📌 Introduction
A Trie (pronounced "try") is a special tree-like data structure used to efficiently store and retrieve keys in a dataset of strings. It is especially useful for dictionary, autocomplete, and prefix search problems.
🧠 Why Use a Trie?
- Fast lookup for words and prefixes.
- Efficient storage for words with shared prefixes.
- Great for autocomplete and spell-checking systems.
🔧 Trie Node Structure in Java
Each node contains:
- A
Map
orarray
of children. - A boolean flag indicating if it's the end of a word.
class TrieNode {
TrieNode[] children = new TrieNode[26];
boolean isEndOfWord = false;
public TrieNode() {}
}
🏗️ Trie Implementation in Java
class Trie {
private TrieNode root;
public Trie() {
root = new TrieNode();
}
// Insert word into trie
public void insert(String word) {
TrieNode node = root;
for (char ch : word.toCharArray()) {
int idx = ch - 'a';
if (node.children[idx] == null)
node.children[idx] = new TrieNode();
node = node.children[idx];
}
node.isEndOfWord = true;
}
// Search full word
public boolean search(String word) {
TrieNode node = searchNode(word);
return node != null && node.isEndOfWord;
}
// Search prefix
public boolean startsWith(String prefix) {
return searchNode(prefix) != null;
}
private TrieNode searchNode(String word) {
TrieNode node = root;
for (char ch : word.toCharArray()) {
int idx = ch - 'a';
if (node.children[idx] == null)
return null;
node = node.children[idx];
}
return node;
}
}
🧪 Example Usage
public class Main {
public static void main(String[] args) {
Trie trie = new Trie();
trie.insert("apple");
System.out.println(trie.search("apple")); // true
System.out.println(trie.search("app")); // false
System.out.println(trie.startsWith("app")); // true
trie.insert("app");
System.out.println(trie.search("app")); // true
}
}
🧠 Trie vs HashMap vs BST
Feature | Trie | HashMap | BST |
---|---|---|---|
Time Complexity | O(L) | O(1) avg | O(log N) |
Space Efficiency | Medium-High | Low | Medium |
Prefix Search | ✅ Efficient | ❌ Inefficient | ❌ Inefficient |
Use Case | Dictionary, Autocomplete | Key-Value Store | Sorted Data |
💡 Real-Life Use Cases
- Autocomplete engines (Google search).
- Spell-checkers.
- IP routing (Longest Prefix Match).
- Word games like Boggle or Scrabble.
🔥 Top LeetCode Problems on Trie
Problem | Description | Link |
---|---|---|
208. Implement Trie (Prefix Tree) | Basic Trie operations | 🔗 LeetCode |
211. Design Add and Search Words Data Structure | Supports wildcard search | 🔗 LeetCode |
212. Word Search II | Search words in 2D grid using Trie + DFS | 🔗 LeetCode |
648. Replace Words | Replace words in sentence using Trie dictionary | 🔗 LeetCode |
720. Longest Word in Dictionary | Longest word built one char at a time | 🔗 LeetCode |
676. Implement Magic Dictionary | Similar to word search with wildcard | 🔗 LeetCode |
1268. Search Suggestions System | Auto-suggestions using Trie | 🔗 LeetCode |
745. Prefix and Suffix Search | Complex prefix+suffix queries | 🔗 LeetCode |
⚙️ Time and Space Complexity
Operation | Time Complexity | Space Complexity |
---|---|---|
Insert | O(L) | O(26 × L × N) |
Search | O(L) | O(1) |
Prefix Match | O(L) | O(1) |
L = length of the word
, N = number of words
📚 Advanced Variants
- Compressed Trie / Radix Tree – optimized for memory.

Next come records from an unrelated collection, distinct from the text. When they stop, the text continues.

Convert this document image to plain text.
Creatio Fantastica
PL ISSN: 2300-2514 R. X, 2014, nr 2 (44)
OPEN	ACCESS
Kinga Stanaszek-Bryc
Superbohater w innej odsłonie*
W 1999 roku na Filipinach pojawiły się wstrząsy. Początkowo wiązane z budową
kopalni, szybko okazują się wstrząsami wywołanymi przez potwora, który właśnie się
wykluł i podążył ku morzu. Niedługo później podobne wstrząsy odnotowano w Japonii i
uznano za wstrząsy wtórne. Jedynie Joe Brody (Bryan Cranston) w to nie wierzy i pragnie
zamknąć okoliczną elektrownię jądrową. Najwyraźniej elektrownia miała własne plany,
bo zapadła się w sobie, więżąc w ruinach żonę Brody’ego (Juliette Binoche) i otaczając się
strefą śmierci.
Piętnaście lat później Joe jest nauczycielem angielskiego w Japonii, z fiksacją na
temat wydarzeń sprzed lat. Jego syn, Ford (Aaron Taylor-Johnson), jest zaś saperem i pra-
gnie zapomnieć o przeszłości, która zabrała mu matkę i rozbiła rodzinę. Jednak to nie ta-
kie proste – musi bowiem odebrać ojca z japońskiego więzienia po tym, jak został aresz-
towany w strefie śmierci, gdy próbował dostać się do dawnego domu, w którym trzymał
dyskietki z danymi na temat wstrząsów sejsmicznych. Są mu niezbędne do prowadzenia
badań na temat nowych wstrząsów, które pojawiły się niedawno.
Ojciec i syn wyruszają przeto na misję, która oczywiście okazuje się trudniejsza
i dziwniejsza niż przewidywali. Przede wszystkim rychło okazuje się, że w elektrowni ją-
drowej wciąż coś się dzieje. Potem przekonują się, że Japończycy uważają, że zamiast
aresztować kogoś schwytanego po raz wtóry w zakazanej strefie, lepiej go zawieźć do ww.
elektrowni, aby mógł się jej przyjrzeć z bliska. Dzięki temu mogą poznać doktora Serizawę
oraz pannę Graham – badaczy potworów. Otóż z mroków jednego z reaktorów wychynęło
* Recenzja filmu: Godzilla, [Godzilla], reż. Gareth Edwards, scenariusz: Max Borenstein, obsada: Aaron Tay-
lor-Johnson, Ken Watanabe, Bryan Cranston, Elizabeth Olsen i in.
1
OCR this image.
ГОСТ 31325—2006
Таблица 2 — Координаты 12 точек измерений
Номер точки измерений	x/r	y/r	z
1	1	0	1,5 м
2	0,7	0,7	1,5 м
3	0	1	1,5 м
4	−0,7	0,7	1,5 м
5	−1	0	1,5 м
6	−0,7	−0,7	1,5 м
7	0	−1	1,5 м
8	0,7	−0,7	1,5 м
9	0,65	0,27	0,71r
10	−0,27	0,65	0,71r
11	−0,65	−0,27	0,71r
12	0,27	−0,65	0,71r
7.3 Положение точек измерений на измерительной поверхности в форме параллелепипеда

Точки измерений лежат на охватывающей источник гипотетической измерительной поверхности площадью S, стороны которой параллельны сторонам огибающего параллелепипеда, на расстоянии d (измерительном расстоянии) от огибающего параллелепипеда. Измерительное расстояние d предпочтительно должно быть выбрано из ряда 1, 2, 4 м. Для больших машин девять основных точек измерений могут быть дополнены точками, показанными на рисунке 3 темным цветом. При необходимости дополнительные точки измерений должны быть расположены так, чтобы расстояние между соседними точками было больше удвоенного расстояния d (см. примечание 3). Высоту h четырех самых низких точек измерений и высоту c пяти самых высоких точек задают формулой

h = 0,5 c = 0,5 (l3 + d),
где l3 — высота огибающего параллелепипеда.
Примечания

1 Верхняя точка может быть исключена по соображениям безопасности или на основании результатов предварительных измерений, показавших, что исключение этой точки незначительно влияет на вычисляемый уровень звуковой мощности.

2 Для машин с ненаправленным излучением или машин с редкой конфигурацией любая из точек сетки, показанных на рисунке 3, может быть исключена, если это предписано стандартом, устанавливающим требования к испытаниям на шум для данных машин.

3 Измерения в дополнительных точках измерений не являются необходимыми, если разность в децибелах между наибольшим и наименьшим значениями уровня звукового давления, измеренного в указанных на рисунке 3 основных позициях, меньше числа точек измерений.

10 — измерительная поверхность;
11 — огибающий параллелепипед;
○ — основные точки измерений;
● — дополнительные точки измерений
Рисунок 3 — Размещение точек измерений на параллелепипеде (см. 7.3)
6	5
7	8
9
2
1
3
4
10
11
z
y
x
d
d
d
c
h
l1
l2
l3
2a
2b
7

- Ternary Search Tree – space-efficient Trie.
- DAWG (Directed Acyclic Word Graph) – minimized form of Trie.
✍️ Final Thoughts
Trie is one of the most powerful data structures when dealing with words and prefixes. While it may consume more space than HashMaps or Sets, it provides unmatched efficiency in problems involving prefixes, auto-completion, and pattern matching.